Sampling is a fundamental algorithmic task in statistics and computer science. Sampling has a deep relationship with optimization, for example via the perspective of sampling as optimization in the space of probability distributions. Many sampling algorithms are based on discretizing the Langevin dynamics, and they have mixing time guarantees which parallel the convergence guarantees from optimization. In this talk, we study the Proximal Sampler algorithm, which is an approximate proximal discretization of the Langevin dynamics. We show that when the target probability distribution is strongly log-concave, the relative Fisher information converges exponentially fast along the Proximal Sampler; this matches the exponential convergence of the squared gradient norm in strongly convex optimization. We discuss our proof which proceeds by establishing a strong data processing inequality for relative Fisher information along the Gaussian channel under strong log-concavity, and a weak data processing inequality along the reverse Gaussian channel for the target distribution.

Lin Xiao (Facebook AI)

Stochastic approximation with block coordinate optimistic stepsizes

Abstract

We consider stochastic approximation methods with block-coordinate stepsizes and propose adaptive stepsize rules that aim to minimize the expected distance of the next iterate from an optimal point.
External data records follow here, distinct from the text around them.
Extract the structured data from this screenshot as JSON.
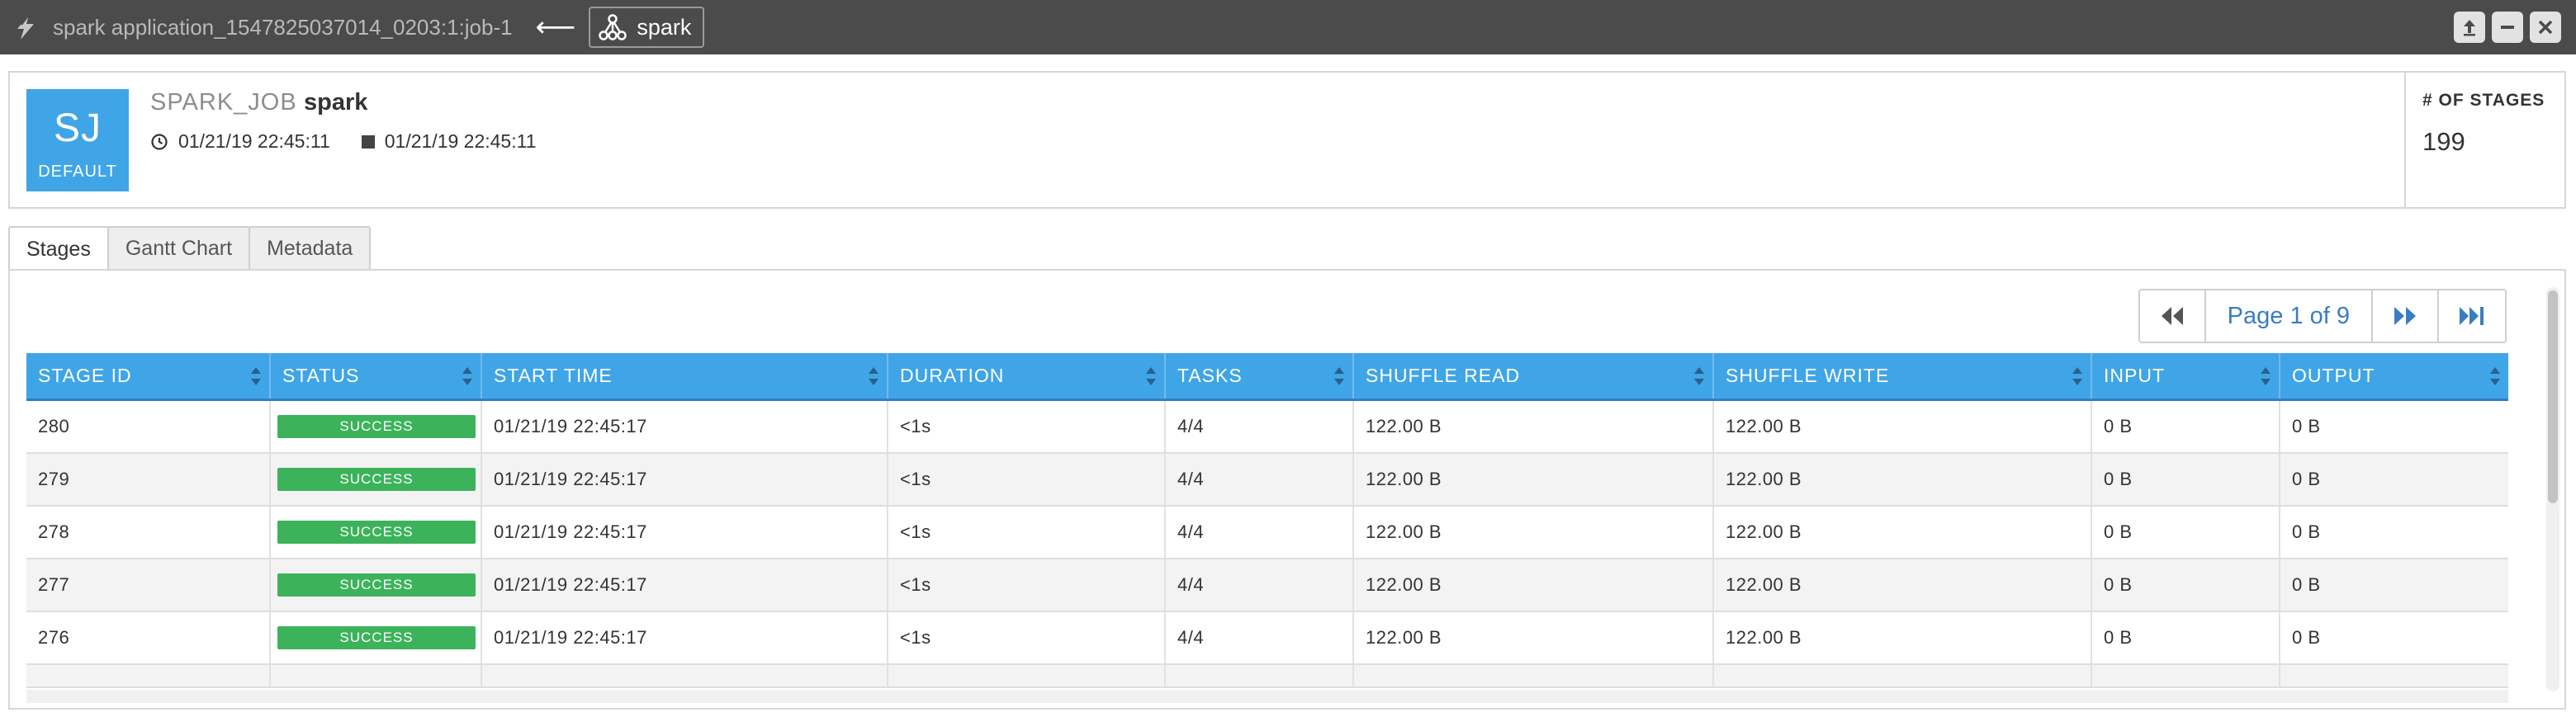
{
  "titlebar": {
    "title": "spark application_1547825037014_0203:1:job-1",
    "arrow": "⟵",
    "node_label": "spark",
    "icons": [
      "lightning-icon",
      "node-tree-icon",
      "upload-icon",
      "minimize-icon",
      "close-icon"
    ]
  },
  "header": {
    "avatar_initials": "SJ",
    "avatar_label": "DEFAULT",
    "avatar_color": "#3fa5e6",
    "entity_type": "SPARK_JOB",
    "entity_name": "spark",
    "start_time": "01/21/19 22:45:11",
    "end_time": "01/21/19 22:45:11",
    "stat_label": "# OF STAGES",
    "stat_value": "199"
  },
  "tabs": [
    {
      "label": "Stages",
      "active": true
    },
    {
      "label": "Gantt Chart",
      "active": false
    },
    {
      "label": "Metadata",
      "active": false
    }
  ],
  "pagination": {
    "text": "Page 1 of 9"
  },
  "table": {
    "columns": [
      "STAGE ID",
      "STATUS",
      "START TIME",
      "DURATION",
      "TASKS",
      "SHUFFLE READ",
      "SHUFFLE WRITE",
      "INPUT",
      "OUTPUT"
    ],
    "rows": [
      [
        "280",
        "SUCCESS",
        "01/21/19 22:45:17",
        "<1s",
        "4/4",
        "122.00 B",
        "122.00 B",
        "0 B",
        "0 B"
      ],
      [
        "279",
        "SUCCESS",
        "01/21/19 22:45:17",
        "<1s",
        "4/4",
        "122.00 B",
        "122.00 B",
        "0 B",
        "0 B"
      ],
      [
        "278",
        "SUCCESS",
        "01/21/19 22:45:17",
        "<1s",
        "4/4",
        "122.00 B",
        "122.00 B",
        "0 B",
        "0 B"
      ],
      [
        "277",
        "SUCCESS",
        "01/21/19 22:45:17",
        "<1s",
        "4/4",
        "122.00 B",
        "122.00 B",
        "0 B",
        "0 B"
      ],
      [
        "276",
        "SUCCESS",
        "01/21/19 22:45:17",
        "<1s",
        "4/4",
        "122.00 B",
        "122.00 B",
        "0 B",
        "0 B"
      ]
    ],
    "status_color": "#3cb35b",
    "header_color": "#3fa5e6"
  }
}
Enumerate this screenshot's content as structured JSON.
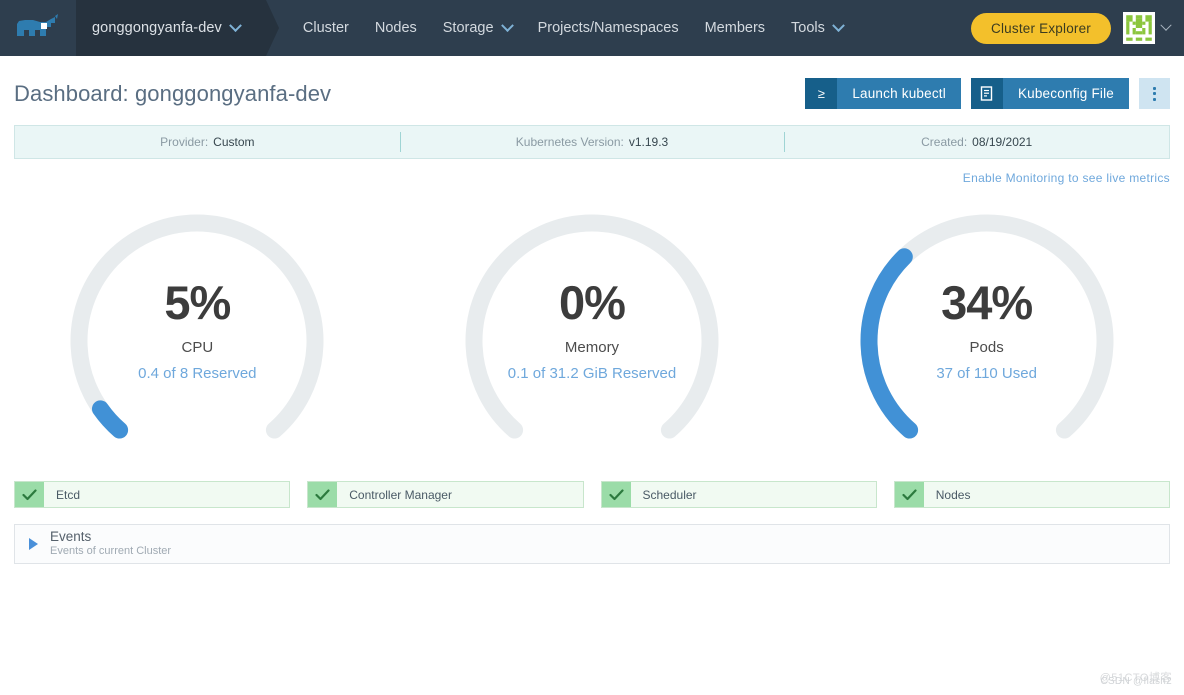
{
  "nav": {
    "logo_name": "rancher-logo",
    "cluster_selector_label": "gonggongyanfa-dev",
    "links": [
      {
        "label": "Cluster",
        "has_chevron": false
      },
      {
        "label": "Nodes",
        "has_chevron": false
      },
      {
        "label": "Storage",
        "has_chevron": true
      },
      {
        "label": "Projects/Namespaces",
        "has_chevron": false
      },
      {
        "label": "Members",
        "has_chevron": false
      },
      {
        "label": "Tools",
        "has_chevron": true
      }
    ],
    "cluster_explorer_label": "Cluster Explorer",
    "accent_yellow": "#F3C02B",
    "bar_color": "#2E3E4E"
  },
  "header": {
    "title": "Dashboard: gonggongyanfa-dev",
    "launch_kubectl_label": "Launch kubectl",
    "launch_kubectl_icon": "terminal-prompt-icon",
    "kubeconfig_label": "Kubeconfig File",
    "kubeconfig_icon": "file-document-icon",
    "kebab_label": "More actions",
    "button_color": "#2E7CAF"
  },
  "info_bar": [
    {
      "label": "Provider:",
      "value": "Custom"
    },
    {
      "label": "Kubernetes Version:",
      "value": "v1.19.3"
    },
    {
      "label": "Created:",
      "value": "08/19/2021"
    }
  ],
  "monitoring": {
    "link_text": "Enable Monitoring to see live metrics",
    "link_color": "#6FA8DC"
  },
  "gauges": [
    {
      "percent_text": "5%",
      "percent_value": 5,
      "label": "CPU",
      "sub": "0.4 of 8 Reserved",
      "fill_color": "#4191D6",
      "track_color": "#E8ECEE"
    },
    {
      "percent_text": "0%",
      "percent_value": 0,
      "label": "Memory",
      "sub": "0.1 of 31.2 GiB Reserved",
      "fill_color": "#4191D6",
      "track_color": "#E8ECEE"
    },
    {
      "percent_text": "34%",
      "percent_value": 34,
      "label": "Pods",
      "sub": "37 of 110 Used",
      "fill_color": "#4191D6",
      "track_color": "#E8ECEE"
    }
  ],
  "status_items": [
    {
      "label": "Etcd",
      "state": "healthy",
      "icon": "check-icon"
    },
    {
      "label": "Controller Manager",
      "state": "healthy",
      "icon": "check-icon"
    },
    {
      "label": "Scheduler",
      "state": "healthy",
      "icon": "check-icon"
    },
    {
      "label": "Nodes",
      "state": "healthy",
      "icon": "check-icon"
    }
  ],
  "events": {
    "title": "Events",
    "subtitle": "Events of current Cluster",
    "expanded": false
  },
  "watermark": {
    "line1": "@51CTO博客",
    "line2": "CSDN @flash2"
  }
}
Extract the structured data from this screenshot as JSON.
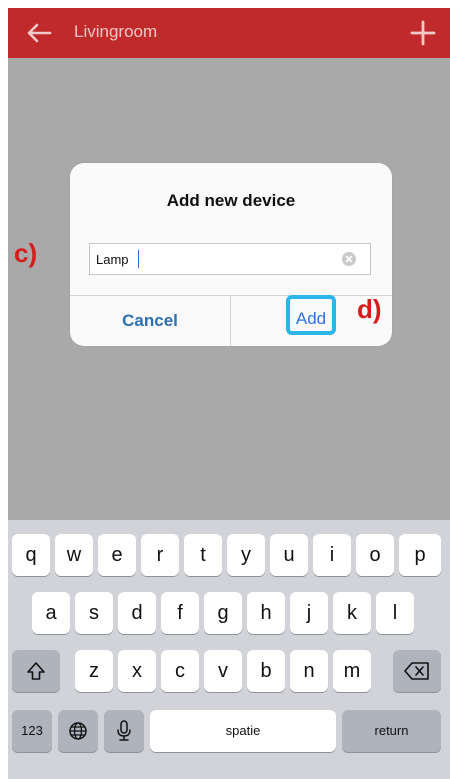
{
  "header": {
    "title": "Livingroom",
    "back_icon": "arrow-left-icon",
    "add_icon": "plus-icon",
    "color": "#c12a2a"
  },
  "dialog": {
    "title": "Add new device",
    "input_value": "Lamp",
    "cancel_label": "Cancel",
    "add_label": "Add"
  },
  "annotations": {
    "c": "c)",
    "d": "d)"
  },
  "keyboard": {
    "row1": [
      "q",
      "w",
      "e",
      "r",
      "t",
      "y",
      "u",
      "i",
      "o",
      "p"
    ],
    "row2": [
      "a",
      "s",
      "d",
      "f",
      "g",
      "h",
      "j",
      "k",
      "l"
    ],
    "row3": [
      "z",
      "x",
      "c",
      "v",
      "b",
      "n",
      "m"
    ],
    "numbers_label": "123",
    "space_label": "spatie",
    "return_label": "return"
  }
}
These stepsize rules use online estimates of the mean and second moment of the search direction along each block coordinate. The popular Adam algorithm can be interpreted as using a particular heuristic for such estimation. By leveraging a simple conditional estimator, we derive variants that require fewer hyperparameters and optimizer states but obtain comparable performance. In addition, our convergence analysis relies on a simple aiming condition that assumes neither smoothness nor convexity, thus has broader applicability.